Safe Drinking Water Act contains a clause added in the 2005 Energy Policy Act: “The term ‘underground injection’ … (B) excludes (i) the underground injection of natural gas for purposes of storage; and (ii) the underground injection of fluids or propping agents (other than diesel fuels) pursuant to hydraulic fracturing operations related to oil, gas or geothermal production activities. (42 USC 300 h (d))
Clean Air Act treats oil and gas operations as non-point-source (as separate tiny sources) when they should be treated as point-source, like most industries are treated when they have many sources aggregated: (4) (A) says “emissions from any oil or gas exploration or production well (with its associated equipment) and emissions from any pipeline compressor or pump station shall not be aggregated with emissions from other e similar units, whether or not such units are in a contiguous area or under common control”, and (B) says “The Administrator shall not list oil and as production wells 9with its associated equipment) as an area source category under subsection (c) of this section” except possibly (but not necessarily) when the area has a population over 1 million. (42 USC 7401 et seq)
CERCLA (Comprehensive Environmental Response, Compensation and Liability Act, a.k.a. Superfund) defines the term “hazardous substance”: “The term does not include petroleum, including crude oil or an fraction thereof which is not otherwise specifically listed or designated as a hazardous substance under sub-paragraphs (A) through (F) of this paragraph, and the term does not include natural gas, natural gas liquids, liquefied natural gas, or synthetic gas usable for fuel (or mixtures of natural gas and such synthetic gas).” (42 USC chaper 103 subchapter 1)
NEPA (National Environmental Policy Act): The 2005 Energy Policy Act amended NEPA to subject oil and gas to a less-stringent review process called a “categorical exclusion”, which does not allow for public comment such as environmental impact statements and assessments do. It shifts the burden of proof from the industry to the public. (Section 390 NEPA Review of 2005 Energy Policy Act).
EPCRA (Community Right to Know / Toxic Release Inventory): EPA chose to abdicate its responsibility under EPCRA to inform the public about these toxic releases by exempting the oil and gas industry from reporting under section 313.

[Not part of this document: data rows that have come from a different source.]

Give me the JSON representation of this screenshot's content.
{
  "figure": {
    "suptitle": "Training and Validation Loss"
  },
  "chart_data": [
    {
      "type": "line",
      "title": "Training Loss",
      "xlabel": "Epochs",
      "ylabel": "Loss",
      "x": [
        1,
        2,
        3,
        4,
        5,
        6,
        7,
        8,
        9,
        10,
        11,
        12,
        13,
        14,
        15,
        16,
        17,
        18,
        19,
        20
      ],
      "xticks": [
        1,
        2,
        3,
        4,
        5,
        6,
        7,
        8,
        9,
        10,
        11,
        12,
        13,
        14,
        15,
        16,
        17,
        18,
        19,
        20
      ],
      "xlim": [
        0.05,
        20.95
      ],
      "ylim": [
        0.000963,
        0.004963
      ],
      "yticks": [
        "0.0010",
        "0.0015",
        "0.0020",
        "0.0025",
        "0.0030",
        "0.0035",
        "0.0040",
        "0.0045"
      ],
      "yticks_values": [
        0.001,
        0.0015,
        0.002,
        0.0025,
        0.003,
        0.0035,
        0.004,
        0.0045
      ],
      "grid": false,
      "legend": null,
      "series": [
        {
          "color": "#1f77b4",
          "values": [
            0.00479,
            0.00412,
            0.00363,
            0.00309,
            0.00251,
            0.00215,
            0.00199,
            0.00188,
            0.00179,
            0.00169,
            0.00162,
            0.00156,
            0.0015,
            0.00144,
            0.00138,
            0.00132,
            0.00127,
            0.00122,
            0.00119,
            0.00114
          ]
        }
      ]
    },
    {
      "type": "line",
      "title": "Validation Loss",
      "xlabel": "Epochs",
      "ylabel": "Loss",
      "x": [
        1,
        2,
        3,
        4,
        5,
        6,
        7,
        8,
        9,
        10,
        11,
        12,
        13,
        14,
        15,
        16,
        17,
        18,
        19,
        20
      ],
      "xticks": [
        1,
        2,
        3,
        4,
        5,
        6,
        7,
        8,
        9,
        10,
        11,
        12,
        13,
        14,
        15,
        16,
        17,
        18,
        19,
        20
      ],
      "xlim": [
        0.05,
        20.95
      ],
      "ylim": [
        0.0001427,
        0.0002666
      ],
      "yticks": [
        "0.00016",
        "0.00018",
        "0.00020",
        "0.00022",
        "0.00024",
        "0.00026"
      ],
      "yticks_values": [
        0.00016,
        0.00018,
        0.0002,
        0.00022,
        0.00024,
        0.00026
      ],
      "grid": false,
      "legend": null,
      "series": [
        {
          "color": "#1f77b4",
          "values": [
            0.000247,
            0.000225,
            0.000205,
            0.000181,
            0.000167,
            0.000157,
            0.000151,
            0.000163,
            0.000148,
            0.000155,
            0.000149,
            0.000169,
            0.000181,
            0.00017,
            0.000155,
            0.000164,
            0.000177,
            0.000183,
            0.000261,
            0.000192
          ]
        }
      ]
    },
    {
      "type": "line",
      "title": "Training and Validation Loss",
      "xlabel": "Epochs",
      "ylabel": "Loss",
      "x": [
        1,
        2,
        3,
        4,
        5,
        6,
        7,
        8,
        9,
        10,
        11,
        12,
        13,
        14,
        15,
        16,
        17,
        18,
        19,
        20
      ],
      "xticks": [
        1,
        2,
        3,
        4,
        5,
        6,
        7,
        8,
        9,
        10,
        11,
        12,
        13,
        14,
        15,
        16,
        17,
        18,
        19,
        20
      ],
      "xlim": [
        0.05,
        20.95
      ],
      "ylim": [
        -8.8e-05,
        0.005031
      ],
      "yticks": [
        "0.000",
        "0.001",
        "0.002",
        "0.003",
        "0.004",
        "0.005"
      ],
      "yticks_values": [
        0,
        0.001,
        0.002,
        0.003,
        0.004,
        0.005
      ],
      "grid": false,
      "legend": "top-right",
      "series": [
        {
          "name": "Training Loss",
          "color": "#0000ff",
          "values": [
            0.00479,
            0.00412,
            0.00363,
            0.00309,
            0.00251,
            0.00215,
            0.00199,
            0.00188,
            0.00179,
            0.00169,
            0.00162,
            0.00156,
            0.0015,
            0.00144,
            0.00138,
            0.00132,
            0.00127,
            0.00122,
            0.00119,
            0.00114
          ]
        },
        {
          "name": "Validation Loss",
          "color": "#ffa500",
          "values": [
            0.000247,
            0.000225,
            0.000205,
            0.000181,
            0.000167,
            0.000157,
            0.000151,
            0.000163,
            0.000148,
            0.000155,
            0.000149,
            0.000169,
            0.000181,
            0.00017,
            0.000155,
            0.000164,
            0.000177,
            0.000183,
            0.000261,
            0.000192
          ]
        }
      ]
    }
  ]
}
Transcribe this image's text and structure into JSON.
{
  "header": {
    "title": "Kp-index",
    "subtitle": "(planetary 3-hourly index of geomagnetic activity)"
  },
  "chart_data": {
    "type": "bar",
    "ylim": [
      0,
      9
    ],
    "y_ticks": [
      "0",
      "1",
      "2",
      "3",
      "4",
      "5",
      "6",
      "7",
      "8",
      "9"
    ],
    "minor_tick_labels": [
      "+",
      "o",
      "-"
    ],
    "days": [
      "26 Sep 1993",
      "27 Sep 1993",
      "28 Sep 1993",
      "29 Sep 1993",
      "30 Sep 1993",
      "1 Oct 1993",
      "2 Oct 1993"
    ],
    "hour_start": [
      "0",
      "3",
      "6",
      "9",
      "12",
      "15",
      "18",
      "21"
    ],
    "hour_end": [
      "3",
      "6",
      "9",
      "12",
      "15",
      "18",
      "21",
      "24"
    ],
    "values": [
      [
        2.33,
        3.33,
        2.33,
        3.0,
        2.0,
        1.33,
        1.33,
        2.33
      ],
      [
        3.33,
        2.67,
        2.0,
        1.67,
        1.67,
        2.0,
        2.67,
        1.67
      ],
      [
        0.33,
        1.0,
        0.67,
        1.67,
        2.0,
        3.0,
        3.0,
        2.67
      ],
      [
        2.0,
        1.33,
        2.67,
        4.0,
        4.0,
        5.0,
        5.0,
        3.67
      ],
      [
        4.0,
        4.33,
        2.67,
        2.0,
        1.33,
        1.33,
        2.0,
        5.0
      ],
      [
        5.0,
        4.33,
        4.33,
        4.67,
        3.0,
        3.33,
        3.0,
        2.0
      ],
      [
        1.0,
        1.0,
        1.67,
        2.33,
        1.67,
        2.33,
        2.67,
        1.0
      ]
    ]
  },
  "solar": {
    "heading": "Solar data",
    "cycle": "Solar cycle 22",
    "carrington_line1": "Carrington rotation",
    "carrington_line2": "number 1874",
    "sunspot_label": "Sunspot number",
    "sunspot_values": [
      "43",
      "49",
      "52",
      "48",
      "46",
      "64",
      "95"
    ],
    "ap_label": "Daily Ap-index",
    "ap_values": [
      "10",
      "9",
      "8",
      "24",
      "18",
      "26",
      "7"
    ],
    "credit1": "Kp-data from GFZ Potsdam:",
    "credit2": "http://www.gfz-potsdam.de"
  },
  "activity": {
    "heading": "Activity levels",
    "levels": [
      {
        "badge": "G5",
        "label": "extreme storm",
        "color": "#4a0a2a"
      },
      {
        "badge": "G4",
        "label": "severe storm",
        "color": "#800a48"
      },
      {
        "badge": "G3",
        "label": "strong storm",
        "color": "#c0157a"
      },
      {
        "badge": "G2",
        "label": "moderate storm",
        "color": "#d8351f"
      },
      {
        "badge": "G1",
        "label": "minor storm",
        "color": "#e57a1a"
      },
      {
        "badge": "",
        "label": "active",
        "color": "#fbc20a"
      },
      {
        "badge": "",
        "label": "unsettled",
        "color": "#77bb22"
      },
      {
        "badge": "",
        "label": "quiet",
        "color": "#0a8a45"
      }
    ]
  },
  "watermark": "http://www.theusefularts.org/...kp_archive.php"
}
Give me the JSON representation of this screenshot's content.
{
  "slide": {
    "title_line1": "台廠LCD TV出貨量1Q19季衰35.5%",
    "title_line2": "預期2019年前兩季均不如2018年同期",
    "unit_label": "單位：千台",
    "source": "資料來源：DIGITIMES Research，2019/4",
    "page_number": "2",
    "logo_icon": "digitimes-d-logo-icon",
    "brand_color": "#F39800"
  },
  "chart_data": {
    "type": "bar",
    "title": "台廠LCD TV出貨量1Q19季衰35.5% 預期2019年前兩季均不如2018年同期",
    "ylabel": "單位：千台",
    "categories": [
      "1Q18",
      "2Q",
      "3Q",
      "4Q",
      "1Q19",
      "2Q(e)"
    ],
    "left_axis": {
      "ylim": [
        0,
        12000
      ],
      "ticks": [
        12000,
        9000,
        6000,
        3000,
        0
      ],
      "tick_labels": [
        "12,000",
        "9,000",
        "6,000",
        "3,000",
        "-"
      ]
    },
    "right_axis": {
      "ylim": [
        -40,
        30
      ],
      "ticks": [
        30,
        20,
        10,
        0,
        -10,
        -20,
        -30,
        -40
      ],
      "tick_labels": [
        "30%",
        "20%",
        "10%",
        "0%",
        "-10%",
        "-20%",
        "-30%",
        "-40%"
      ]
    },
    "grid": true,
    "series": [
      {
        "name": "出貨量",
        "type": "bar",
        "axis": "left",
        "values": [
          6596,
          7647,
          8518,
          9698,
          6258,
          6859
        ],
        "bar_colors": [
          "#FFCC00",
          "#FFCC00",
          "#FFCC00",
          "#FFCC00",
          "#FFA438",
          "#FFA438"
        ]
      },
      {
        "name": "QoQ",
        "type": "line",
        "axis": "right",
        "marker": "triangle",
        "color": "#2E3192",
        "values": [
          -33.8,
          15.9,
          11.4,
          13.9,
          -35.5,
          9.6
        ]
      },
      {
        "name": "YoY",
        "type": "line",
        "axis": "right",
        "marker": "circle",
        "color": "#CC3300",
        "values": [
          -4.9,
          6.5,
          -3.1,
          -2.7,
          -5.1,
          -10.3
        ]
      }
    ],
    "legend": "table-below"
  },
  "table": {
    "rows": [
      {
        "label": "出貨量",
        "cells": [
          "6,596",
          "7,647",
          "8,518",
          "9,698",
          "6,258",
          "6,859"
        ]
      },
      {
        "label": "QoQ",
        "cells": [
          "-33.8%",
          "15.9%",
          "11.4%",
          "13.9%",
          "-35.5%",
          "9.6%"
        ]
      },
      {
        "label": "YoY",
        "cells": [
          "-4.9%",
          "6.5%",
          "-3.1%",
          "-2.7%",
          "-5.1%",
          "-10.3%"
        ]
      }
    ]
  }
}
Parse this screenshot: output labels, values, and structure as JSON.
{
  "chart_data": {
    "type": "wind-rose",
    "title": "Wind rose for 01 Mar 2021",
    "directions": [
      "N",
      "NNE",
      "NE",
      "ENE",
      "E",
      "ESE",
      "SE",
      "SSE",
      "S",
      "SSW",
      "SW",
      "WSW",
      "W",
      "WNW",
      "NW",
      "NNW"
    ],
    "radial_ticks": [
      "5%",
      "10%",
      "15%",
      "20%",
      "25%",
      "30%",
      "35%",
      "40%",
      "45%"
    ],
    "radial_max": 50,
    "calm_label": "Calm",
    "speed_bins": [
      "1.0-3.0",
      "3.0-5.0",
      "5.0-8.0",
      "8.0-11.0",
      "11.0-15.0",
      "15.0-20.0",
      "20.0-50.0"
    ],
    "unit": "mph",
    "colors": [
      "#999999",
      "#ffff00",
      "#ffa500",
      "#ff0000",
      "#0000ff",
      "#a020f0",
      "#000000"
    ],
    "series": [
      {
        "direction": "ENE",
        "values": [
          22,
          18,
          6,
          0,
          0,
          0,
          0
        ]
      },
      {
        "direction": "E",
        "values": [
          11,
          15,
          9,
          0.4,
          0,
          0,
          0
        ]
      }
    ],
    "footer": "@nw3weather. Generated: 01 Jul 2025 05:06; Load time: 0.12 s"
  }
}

RCRA (Resource Conservation and Recovery Act): The Solid Waste Disposal Act, section 3001, in 1980 excluded oil and gas from RCRA’s application under subtitle C. The SWDA stated: “drilling fluids, produced waters, and other wastes associated with the exploration, development or production of crude oil or natural gas or geothermal energy shall be subject only to existing State or Federal regulatory programs in lieu of subtitle C” for at least 2 years, and the EPA Administrator was told to then determine whether to promulgate regulations only if it could prove that the wastes were a danger to human health and the environment. Which, of course, the administrator did in 1988. Now you can follow a flow chart to determine if a waste is regulated under subtitle C. The EPA’s clarified its position with this: “A simple rule of thum bor determining the scope of the exemption is whether the waste in question has come from down-hole (i.e., brought to the surface during oil and gas E & P operations), or has otherwise been generated by contact with the oil and gas production stream during the removal of produced water or other contaminants from the product (e.g., waste emulsifiers, spent iron sponge). If the answer to either question is yes, the waste is most likely considered exempt.